目次
耐震設計の種類から
日本って地震が多い国なので、一般的には「耐震設計」という言葉は、誰でも馴染みのある言葉になっていますね。
1995年に起きた「阪神・淡路大震災」を機に、耐震設計の考え方が2段階に考えられるようになりました。
一次設計 | 二次設計 | |
地震の表現 | 稀に発生する地震力 | 極めて稀に発生する地震力 |
地震の大きさ | 中程度 | 最大級 |
発生頻度 | 数十年に一度程度 | 数百年に一度程度 |
目的 | 補修がいらないように | 人命が助かるように |
もちろん、阪神・淡路大震災は数百年に一度程度の方に該当する訳なのですが、この地震から30年も絶たないうちに、東北、熊本、北海道って大きな地震って・・・。
それだけ地震大国っていう事なんですね。
まずは、地震に対する構造の違いから。
耐震構造
地震に「耐」える構造。
耐えれらるように建築物を固くするんですね。
免震構造
地震から「免」れる構造。
次に書く、広い意味での制振構造の一種にもなるのですが、「基礎」の部分や「免震層」を設けて、地震から免れようとするものです。
制振構造
地震を「制振」・・・ん~っ、表現が難しいなぁ~。
「制振」自体の意味は、「振動を減衰される作用」の事。
今回の記事は、耐震計画の事ではなくて、その中の「制振構造」での揺れを吸収するものに使われている「鋼材」について書いてみたいのですが、せっかくここまで勉強したので、問題を1問っ。
一級建築士試験の平成25年度の問題より
耐震構造の建築物は、極めて稀に発生する地震に対して、倒壊・崩壊しないことが求められている。
制振構造と言えば・・・ダンパー
さきほど、広い意味では制振構造の中に免震構造が入ると書いたんですが、狭い意味での制振構造が建築士試験では出題されます。
なので、制振構造と言えば・・・ダンパー。
ダンパーも主に2タイプあって、そこからまたまたタイプが分かれて・・・要は、色々にタイプがあるってこと(笑)。
こんな問題が出題されました。
一級建築士試験の平成27年度の問題より
制振構造においては、履歴型ダンパーやオイルダンパー等の制振機構を設置することで、地震の入力エネルギーを制振機構に吸収させ、主架構の水平変形を抑制することができる。
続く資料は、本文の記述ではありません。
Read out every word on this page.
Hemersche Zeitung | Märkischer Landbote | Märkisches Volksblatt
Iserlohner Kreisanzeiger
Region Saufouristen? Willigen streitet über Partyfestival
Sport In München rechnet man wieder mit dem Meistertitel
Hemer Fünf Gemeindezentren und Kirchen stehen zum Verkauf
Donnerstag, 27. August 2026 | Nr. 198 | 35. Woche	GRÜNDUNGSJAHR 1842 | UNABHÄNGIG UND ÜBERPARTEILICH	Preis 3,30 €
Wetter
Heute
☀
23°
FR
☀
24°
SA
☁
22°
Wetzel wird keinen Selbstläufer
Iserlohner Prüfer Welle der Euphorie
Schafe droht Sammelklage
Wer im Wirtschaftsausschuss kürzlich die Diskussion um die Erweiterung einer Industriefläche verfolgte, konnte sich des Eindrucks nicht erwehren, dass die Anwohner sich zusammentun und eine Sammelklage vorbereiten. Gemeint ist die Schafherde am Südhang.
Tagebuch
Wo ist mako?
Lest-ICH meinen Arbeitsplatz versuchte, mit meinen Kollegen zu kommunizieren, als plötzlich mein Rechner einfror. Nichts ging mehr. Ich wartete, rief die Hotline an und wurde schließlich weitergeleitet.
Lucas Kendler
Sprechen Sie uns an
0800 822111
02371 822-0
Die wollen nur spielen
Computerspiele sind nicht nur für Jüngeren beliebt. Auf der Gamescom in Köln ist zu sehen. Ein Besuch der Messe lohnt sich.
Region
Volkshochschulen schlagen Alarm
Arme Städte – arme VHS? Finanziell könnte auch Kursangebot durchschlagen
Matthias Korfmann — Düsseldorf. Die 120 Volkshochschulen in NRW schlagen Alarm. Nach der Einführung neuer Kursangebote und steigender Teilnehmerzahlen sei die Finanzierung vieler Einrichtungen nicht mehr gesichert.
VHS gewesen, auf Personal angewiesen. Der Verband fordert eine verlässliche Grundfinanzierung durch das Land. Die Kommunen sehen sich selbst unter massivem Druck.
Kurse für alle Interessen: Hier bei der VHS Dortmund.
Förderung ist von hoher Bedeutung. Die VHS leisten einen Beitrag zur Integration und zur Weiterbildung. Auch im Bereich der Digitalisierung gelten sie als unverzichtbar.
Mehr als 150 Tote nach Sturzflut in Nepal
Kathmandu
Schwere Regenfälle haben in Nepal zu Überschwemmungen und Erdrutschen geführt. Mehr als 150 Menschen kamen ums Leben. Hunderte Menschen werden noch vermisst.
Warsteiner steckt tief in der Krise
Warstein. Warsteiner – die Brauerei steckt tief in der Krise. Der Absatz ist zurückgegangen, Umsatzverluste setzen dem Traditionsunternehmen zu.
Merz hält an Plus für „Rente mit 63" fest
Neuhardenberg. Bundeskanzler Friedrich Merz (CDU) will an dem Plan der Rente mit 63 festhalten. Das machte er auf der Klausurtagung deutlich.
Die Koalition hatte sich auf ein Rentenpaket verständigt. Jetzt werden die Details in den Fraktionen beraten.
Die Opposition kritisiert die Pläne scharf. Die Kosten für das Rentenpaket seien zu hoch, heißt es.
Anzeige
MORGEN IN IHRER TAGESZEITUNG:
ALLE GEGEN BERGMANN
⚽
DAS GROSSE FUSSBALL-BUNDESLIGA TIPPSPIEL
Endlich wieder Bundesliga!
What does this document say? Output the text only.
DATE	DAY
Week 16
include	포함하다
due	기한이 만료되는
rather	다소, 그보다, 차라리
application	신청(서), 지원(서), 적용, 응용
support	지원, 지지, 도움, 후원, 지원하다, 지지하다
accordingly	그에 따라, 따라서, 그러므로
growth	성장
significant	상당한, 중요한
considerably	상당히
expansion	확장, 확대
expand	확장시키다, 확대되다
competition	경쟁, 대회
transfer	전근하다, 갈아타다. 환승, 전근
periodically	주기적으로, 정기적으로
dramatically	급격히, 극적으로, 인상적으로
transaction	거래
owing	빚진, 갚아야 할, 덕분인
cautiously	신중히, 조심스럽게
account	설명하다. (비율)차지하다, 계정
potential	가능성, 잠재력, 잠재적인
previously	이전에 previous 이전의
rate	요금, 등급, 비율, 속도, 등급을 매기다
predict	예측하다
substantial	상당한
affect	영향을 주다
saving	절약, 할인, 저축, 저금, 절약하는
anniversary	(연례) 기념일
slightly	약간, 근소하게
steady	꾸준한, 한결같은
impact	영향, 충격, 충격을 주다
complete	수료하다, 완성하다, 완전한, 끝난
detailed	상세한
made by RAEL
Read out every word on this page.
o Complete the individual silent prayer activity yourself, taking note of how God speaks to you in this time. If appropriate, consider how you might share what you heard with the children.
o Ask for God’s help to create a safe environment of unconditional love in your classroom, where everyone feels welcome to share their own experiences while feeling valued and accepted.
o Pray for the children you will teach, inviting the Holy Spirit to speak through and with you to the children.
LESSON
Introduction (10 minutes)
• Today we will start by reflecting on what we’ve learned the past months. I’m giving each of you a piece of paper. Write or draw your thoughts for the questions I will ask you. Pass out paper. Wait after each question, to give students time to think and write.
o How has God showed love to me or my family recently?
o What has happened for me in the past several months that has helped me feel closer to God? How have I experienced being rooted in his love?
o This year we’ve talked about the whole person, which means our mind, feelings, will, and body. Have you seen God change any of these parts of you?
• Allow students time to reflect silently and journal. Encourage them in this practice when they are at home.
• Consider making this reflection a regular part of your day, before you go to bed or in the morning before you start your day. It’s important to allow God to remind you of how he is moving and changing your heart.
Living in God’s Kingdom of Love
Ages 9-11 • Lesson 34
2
そうそうっ、これは正しい枝で正解なんだけど、ちょこちょこダンパーの特徴みたいなのも出題されているので、問題集やテキストなどで確認しておくといいですね。
で、今回の記事は、近年そのダンパーに使われる鋼材の「建築構造用低降伏点鋼」
超建築構造用低降伏点鋼ってどんなの?
ハイチュウのようなソフトキャンディーのもう少し柔らかいものをイメージして、ん~っ!て引っ張ったら、案外簡単にびよ~んってなるような鋼材って感じかなっ(笑)。
って、ん~って引っ張る降伏点が低いのも特徴です。
ってことは、びょ~んっが早いからそれだけ地震エネルギーを効率的に吸収することが出来るので、制振ダンパーに利用されています。
なので、ダンパーに使うことで地震発生後には、復旧もしやすいし、柱や梁の構造体の損傷も防げるという優れものなんですね。
近年の建築士試験では、よく出題されているんですがどれも正しい枝で出題されています。
そして、今回のグラフは応力度が約100N/mm2のところでびよ~んってなっているもの(LY100)をわかりやすいように書いていますが、試験で出題されているのは応力度が約225N/mm2のLY225で出題されていますが、どちらも他の鋼材よりもびよ~んってなって、地震エネルギーを吸収してくれるとイメージするといいですね。
ひとつだけ、問題をやってみましょうかぁ~♪。
一級建築士試験の平成30年度の問題より
建築構造用低降伏点鋼材LY225は、一般構造用圧延鋼材SS400に比べて降伏点が低く、伸性が高いことから、履歴型制振ダンパーの材料に用いられる。
今までの過去の問題は、全て正しい枝で出題されているので、こちらも正しい枝となります。
まとめ
今回は、建築構造用低降伏点鋼材に焦点を絞って書いてみたんですが、鉄にちょっとしたものを混ぜてイイ感じにした「合金鋼」の出題は、他にも色々と近年はよく出題されています。
それぞれがどんなイイところがあるかを整理して覚えると覚えやすいかなぁ~♪。